Él dio un paso atrás horrorizado, con los ojos muy abiertos, y ella asintió muy tranquila.

—Lo siento, pero es así.

—¿Qué amenazas?, ¿de qué estás hablando?

—Pregúntale a tu cuñada Alicia o a tu amante italiana de Stresa, las dos me invitaron a alejarme de ti y me amenazaron y hablaron fatal. ¿Con ellas tampoco sabes lidiar?, pues igual deberías aprender, Leo, porque esas personas sí son nocivas. Con la excusa de la muerte de tu mujer y la de ayudarte los niños, ellas o Esther, o las que sean, se han metido de lleno en tu vida y jamás te permitirán vivir en paz o iniciar una relación saludable con otra persona.

—¿Por qué no me habías dicho nada?

—¿Sobre qué?, ¿sobre las amenazas o sobre el hecho de que estás rodeado de mujeres que intentan manipularte, controlarte y casarse contigo?

—Soy consciente de las personas que me rodean, lo que me preocupa seriamente ahora es que te hayan amenazado.

—Es igual, sé tratar con abusonas.

—De todas maneras… ¡Joder!

Se paseó por el aula indignado y ella lo observó lamentado haberle arruinado el día, pero no se podía seguir callando. Además, si lo que acababa de decir servía para algo, por ejemplo, para que al fin mandara a todo el mundo al carajo y se centrara en sus hijos y en su vida sin interferencias egoístas y ajenas, habría valido la pena.

—Deberías subir a la clase de tus hijos, aunque Esther esté con ellos, ellos solo quieren verte a ti, Leo —Le dijo al cabo de unos minutos de silencio y él la miró fijamente.

—Prométeme que quedaremos, hablaremos y arreglaremos todo esto.

—No hay nada que arreglar, acabo de decir todo lo que necesitaba decir; por mi parte esto ya es agua pasada.

—Por la mía no.

—Bueno, no se puede tener todo en la vida.

—No te librarás tan fácilmente de mí, Paola.

—¡Leo!

De repente apareció Alicia, su cuñada, que se había pasado todo el verano desaparecida, muy agitada en la puerta y lo miró ignorándola a ella descaradamente.

—No os encontraba por ninguna parte, ¿dónde están mis niños?

—En su aula de siempre, en la segunda planta.

—¿Vamos? —estiró la mano hacia él como si tuviera cinco años, y él dio un paso atrás con el ceño fruncido.

—Ve subiendo, si quieres.
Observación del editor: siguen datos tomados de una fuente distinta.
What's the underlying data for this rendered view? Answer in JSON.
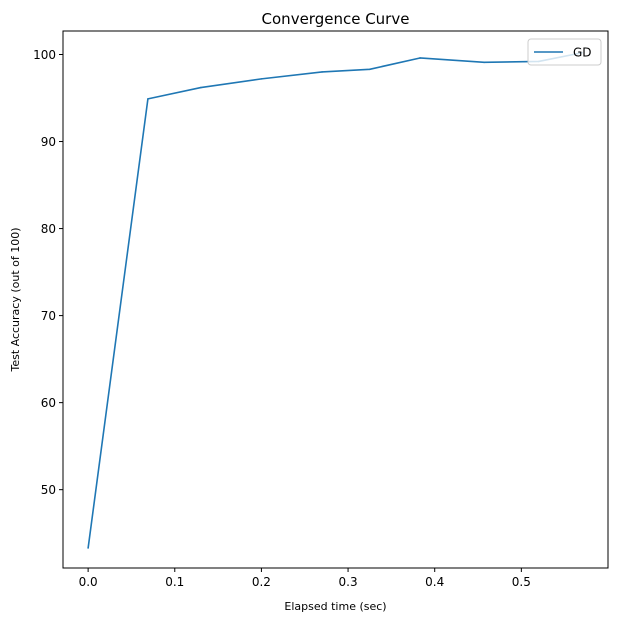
{
  "chart_data": {
    "type": "line",
    "title": "Convergence Curve",
    "xlabel": "Elapsed time (sec)",
    "ylabel": "Test Accuracy (out of 100)",
    "xlim": [
      -0.029,
      0.6
    ],
    "ylim": [
      41.0,
      102.7
    ],
    "xticks": [
      0.0,
      0.1,
      0.2,
      0.3,
      0.4,
      0.5
    ],
    "xtick_labels": [
      "0.0",
      "0.1",
      "0.2",
      "0.3",
      "0.4",
      "0.5"
    ],
    "yticks": [
      50,
      60,
      70,
      80,
      90,
      100
    ],
    "ytick_labels": [
      "50",
      "60",
      "70",
      "80",
      "90",
      "100"
    ],
    "grid": false,
    "legend_position": "top-right",
    "colors": {
      "line": "#1f77b4",
      "axes": "#000000",
      "background": "#ffffff"
    },
    "series": [
      {
        "name": "GD",
        "x": [
          0.0,
          0.069,
          0.13,
          0.2,
          0.27,
          0.325,
          0.383,
          0.457,
          0.52,
          0.57
        ],
        "y": [
          43.3,
          94.9,
          96.2,
          97.2,
          98.0,
          98.3,
          99.6,
          99.1,
          99.2,
          100.2
        ]
      }
    ]
  }
}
Ahora subo yo.

—Llegaremos tarde.

—¡Pues ve tú, coño, y déjame en paz!

—¡Qué grosero!, es increíble —Masculló ella roja como un tomate girando hacia el pasillo—. No sé qué te ha pasado, pareces otra persona, si Agnetha levantara la cabeza…

—¡Deja a Agnetha en paz! —Le gritó y luego se volvió hacia ella intentando tocarla, aunque ella no se dejó—. Sé que estás dolida y enfadada conmigo, Paola, solo espero que aceptes mis más sinceras disculpas y me des otra oportunidad.

—Está bien, no te preocupes, para mí ya pasó, en serio, de verdad que es agua pasada. A partir de hoy borrón y cuenta nueva y…

—Mírame…

La interrumpió y se inclinó un poco para mirarla fijamente con esos ojazos verdes tan intensos que tenía.

—He venido hasta aquí hoy solo para verte, para intentar acercar posiciones contigo después de estos últimos ocho días y para comprobar una cosa muy importante para mí, Paola.

—Vale…

—Mírame bien —Ella asintió sin apartar los ojos de los suyos—. Ahora mismo me siento incapaz de seguir mi vida sin ti.

—¡Seño!

Los gritos de unos niños los interrumpieron y ella se tuvo que sujetar a la mesa para recuperarse y recibirlos con una gran sonrisa, como si no pasara nada y no acabaran de decirle la cosa más hermosa del mundo.

El grupito entró acompañado por sus padres y ella los saludó viendo como Leo Magnusson se alejaba hacia la puerta sin dejar de mirarla. Le sonrió y él le guiñó un ojo, le tiró un beso y desapareció.